Even after having experienced Inca architecture for a few days, we couldn’t help being floored by the sight of immense stone blocks twice as tall as a person being aligned perfectly as if they were merely bricks in the wall. In Inca times, Sacsayhuamán was even more impressive. Unfortunately, and we heard this time and again, the Spanish demolished much of it and usurped the materials to construct their own buildings. This not only saved them a lot of work but also symbolized their conquest and domination of the Incas. Nowadays, only the stones which were too large to be moved remain. The interlocking stones allowed the walls to withstand the frequent earthquakes in this region. The superiority of Inca stonemasonry was clearly demonstrated when Cusco suffered major earthquakes, as recently as the 1950s.
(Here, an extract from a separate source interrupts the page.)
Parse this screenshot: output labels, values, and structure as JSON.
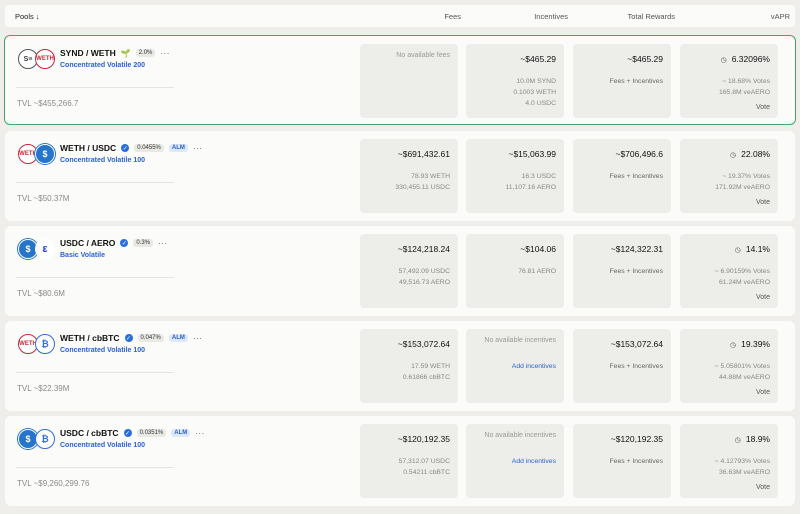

Colonial structures were severely damaged, while Inca walls and foundations were largely unscathed.
Across from the walls are these terraces. I clambered up these steps to get a better shot of the wall. I was gassed when reaching the stop. I’d like to think it was the thin air rather than being out-of-shape.
The legendary jaguar’s teeth.
Notice how the gap is filled in with smaller stones. While the goal is commendable, the modern “repairs” add little and indeed detract from the grandeur of the Inca original.
The linteled doorway that we’re accustomed to seeing by now.
To say that the Incas are skilled at stonemasonry is a laughable understatement.
At the top, we get a panoramic view of Cusco and the surrounding mountains.
Including a bird’s eye view of the main plaza we had been wandering around earlier that morning.
Now that the sun had gone down, we were treated to majestic and almost mystical views of the ruins.
Cusco was turning on the lights, beckoning as we walked back to the city. Once we reach the gate, it was a 10-minute walk down a steep cobblestone path to the hotel.
Postscript: We had mentally prepared for jokes about Sacsayhuamán, which sounds suspiciously like “Sexy Woman”. Sadly, they never materialized.